An investigation into the wiretaps revealed another telecom had planted spyware into Vodafone’s equipment, and that Tsalikidis had allowed the spyware’s placement and met regularly with the other telecom. The wiretaps went live in June 2004 and were removed a day before Tsalikidis’ death.

Police determined Tsalikidis had died by hanging and the prosecutor ruled that despite a causal link between the death and the wiretapping affair, the death was not a criminal act.

Tsalikidis’ family refused to accept the man had taken his own life and hired their own investigators, who uncovered several inconsistencies to the suicide theory. These included a lack of injuries common during hanging, contradictions as to the rope marks on Tsalikidis’ neck, and an extremely complex sailing knot used for the noose that would have been quite impossible given Tsalikidis’ complete lack of sailing experience.

The family’s experts had a theory: Tsalikidis was poisoned and then hanged afterward to make his death look like a suicide. So Greek authorities reopened the case in 2012, exhumed Tsalikidis’ body and conducted histology, toxicology and forensic tests.

Investigators found no evidence of poison, but did find Tsalikidis’ hyoid bone was broken – an indication he’d been strangled. They also had a psychiatric report done which found Tsalikidis’ personality was not compatible with a suicide profile. However, after two years authorities closed the case again with no changes to Tsalikidis’ cause of death.

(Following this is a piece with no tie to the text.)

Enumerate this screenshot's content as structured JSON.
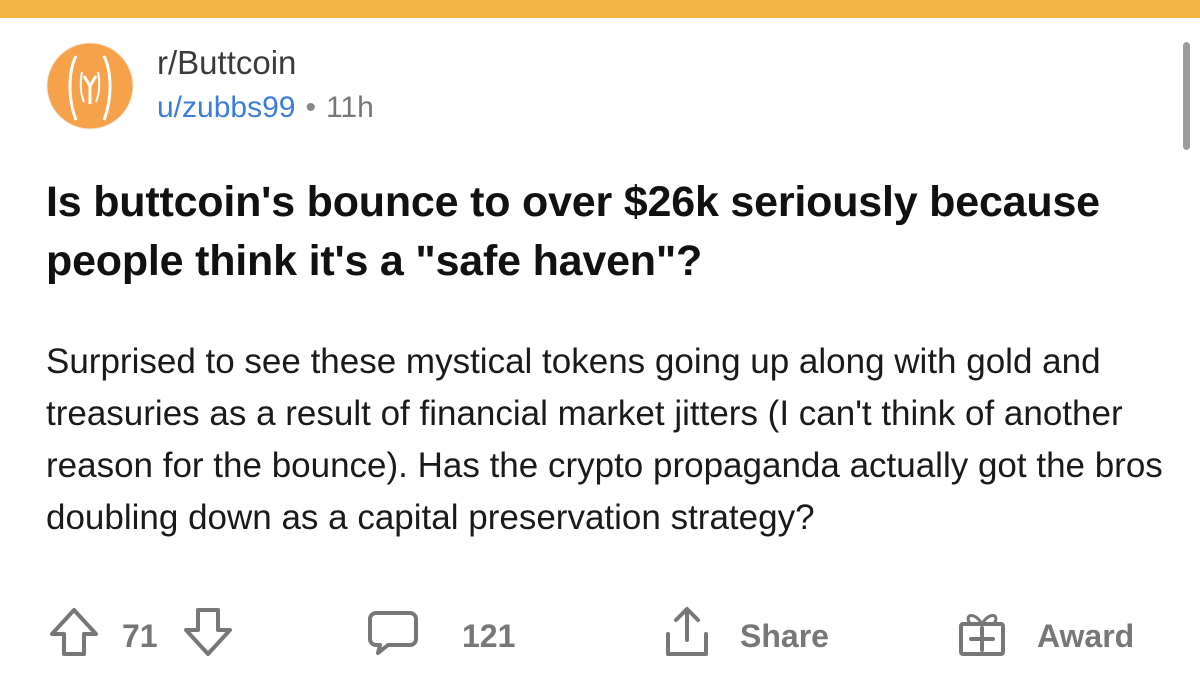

Tsalikidis’ family brought an action before the European Court of Human Rights, claiming the Greek authorities had violated their duty to conduct a complete investigation. And while the rights court found it was too late to complain about the first investigation, Greek police had failed in the second investigation by closing it without addressing the numerous inconsistencies.

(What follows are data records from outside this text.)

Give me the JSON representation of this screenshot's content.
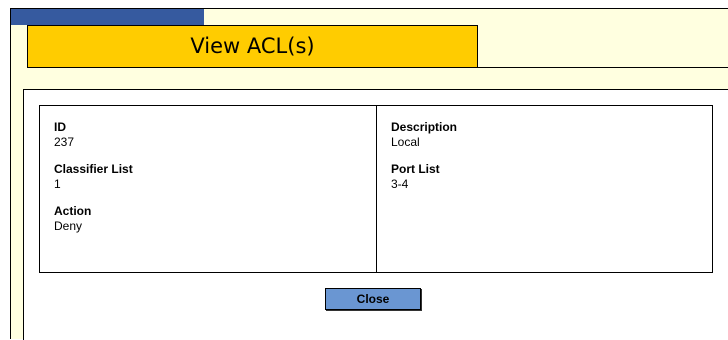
{
  "window": {
    "title": "View ACL(s)"
  },
  "acl": {
    "id_label": "ID",
    "id_value": "237",
    "classifier_label": "Classifier List",
    "classifier_value": "1",
    "action_label": "Action",
    "action_value": "Deny",
    "description_label": "Description",
    "description_value": "Local",
    "port_label": "Port List",
    "port_value": "3-4"
  },
  "buttons": {
    "close_label": "Close"
  },
  "colors": {
    "panel_bg": "#ffffe0",
    "title_bg": "#ffcc00",
    "topbar": "#365a9f",
    "button_bg": "#6a96d2"
  }
}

The decision to close the case without reconstructing the incident and in the absence of forensic studies of the scene – particularly given the prosecutor’s finding a causal link between Tsalikidis’ death and the wiretapping affair during the first investigation – underscores the inadequacy of the investigation, the EU rights court found.

The court ordered the Greek government to pay Tsalikidis’ family $59,000 in damages.

After years of investigating, the Greek government issued an international arrest warrant for a CIA official they believe was at the heart of the wiretapping affair while he was stationed in Athens.

According to a 2015 report by The Intercept, the United States has refused to turn over the agent.